Le procès de Nicolas Sarkozy, jugé à partir de ce lundi pour corruption, ce qui est inédit pour un ancien président français, a été suspendu peu après son ouverture et jusqu’à jeudi, le temps d’une expertise médicale pour l’un des co-accusés, un magistrat.
Le tribunal correctionnel a ordonné « une expertise » de l’état de santé de l’ancien juge Gilbert Azibert, 73 ans, absent de l’audience pour raisons médicales. En costume noir et chemise blanche, Nicolas Sarkozy est arrivé vers 13H20 entouré d’une nuée de caméras. Dans la salle d’audience, il a salué les avocats et les procureurs financiers.

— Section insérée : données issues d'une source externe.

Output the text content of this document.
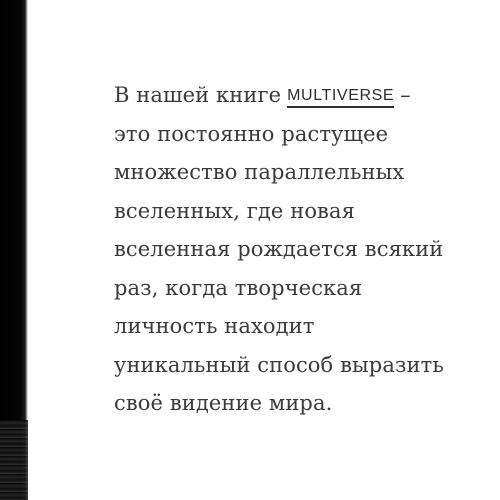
В нашей книге MULTIVERSE –
это постоянно растущее
множество параллельных
вселенных, где новая
вселенная рождается всякий
раз, когда творческая
личность находит
уникальный способ выразить
своё видение мира.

Alors que la présidente du tribunal correctionnel, Christine Mée, énonçait son identité complète, Nicolas Sarkozy de Nagy Bocsa, il a répondu : « Sarkozy, c’est suffisant ». La magistrate a précisé que la procédure le prévoyait pour le casier judiciaire. Il a rétorqué, en haussant les épaules, « pour l’instant je n’ai pas eu besoin de l’utiliser », avant de s’asseoir au côté de son ami avocat et co-prévenu Thierry Herzog.
L’affaire des « écoutes » trouve son origine dans un autre dossier qui menace Nicolas Sarkozy: les soupçons de financement libyen de sa campagne présidentielle de 2007. Dans ce cadre, les juges avaient décidé en septembre 2013 de placer l’ancien président sur écoute, et découvert, début 2014, qu’il utilisait une ligne secrète, sous le pseudonyme « Paul Bismuth », pour communiquer avec son avocat Thierry Herzog.
Selon l’accusation, certaines conversations ont révélé l’existence d’un pacte de corruption: Nicolas Sarkozy a, par l’intermédiaire de Me Herzog, envisagé d’apporter un « coup de pouce » à M. Azibert pour l’aider à obtenir un poste dans la Principauté de Monaco qu’il convoitait, mais qu’il n’a jamais obtenu.
En contrepartie, selon le parquet, ce haut magistrat a fourni des informations, couvertes par le secret, sur une procédure engagée en Cassation par M. Sarkozy en marge d’un autre dossier (affaire Bettencourt), et a tenté d’influer sur ses collègues.
« Je ne suis pas un pourri »
Après avoir bénéficié d’un non-lieu dans l’affaire Bettencourt fin 2013, Nicolas Sarkozy avait en effet saisi la Cour de cassation pour faire annuler la saisie de ses agendas présidentiels, susceptibles d’intéresser la justice dans d’autres procédures.
Dans les discussions avec son avocat, socle de l’accusation, l’ex-président s’engageait à intervenir en faveur du juge Azibert. « Moi, je le fais monter », « je l’aiderai », disait-il ainsi à Me Herzog.
Peu après, il déclare avoir renoncé à faire « la démarche » auprès des autorités monégasques. Pour les enquêteurs, ce revirement pourrait venir de la découverte par les deux hommes que leurs téléphones officieux étaient sur écoute.
« Tout ça, ce sont des petits bouts de phrase extraits d’un contexte », a balayé ce lundi matin sur France Info Paul-Albert Iweins, avocat de M. Herzog, évoquant uniquement « des conversations entre amis de très longue date ». Dans un réquisitoire en octobre 2017, le Parquet national financier a de son côté comparé les méthodes de M. Sarkozy à celles d’« un délinquant chevronné ».
Les trois prévenus contestent tout « pacte de corruption ». « M. Azibert n’a rien obtenu, je n’ai pas fait de démarche et j’ai été débouté par la Cour de cassation » concernant les agendas, a argué l’ancien président dès 2014. « Je m’expliquerai devant le tribunal parce que moi, j’ai toujours fait face à mes obligations », a-t-il réaffirmé récemment sur la chaîne française BFMTV. « Je ne suis pas un pourri », a-t-il ajouté.
Nicolas Sarkozy n’a eu de cesse de dénoncer une instrumentalisation politique de la justice, multipliant sans succès les recours. La validation des écoutes en mars 2016 par la plus haute juridiction judiciaire avait constitué une défaite majeure pour l’ancien président, qui estimait que la retranscription d’échanges entre un avocat et son client était illégale. Cette question sera à nouveau âprement discutée lors du procès.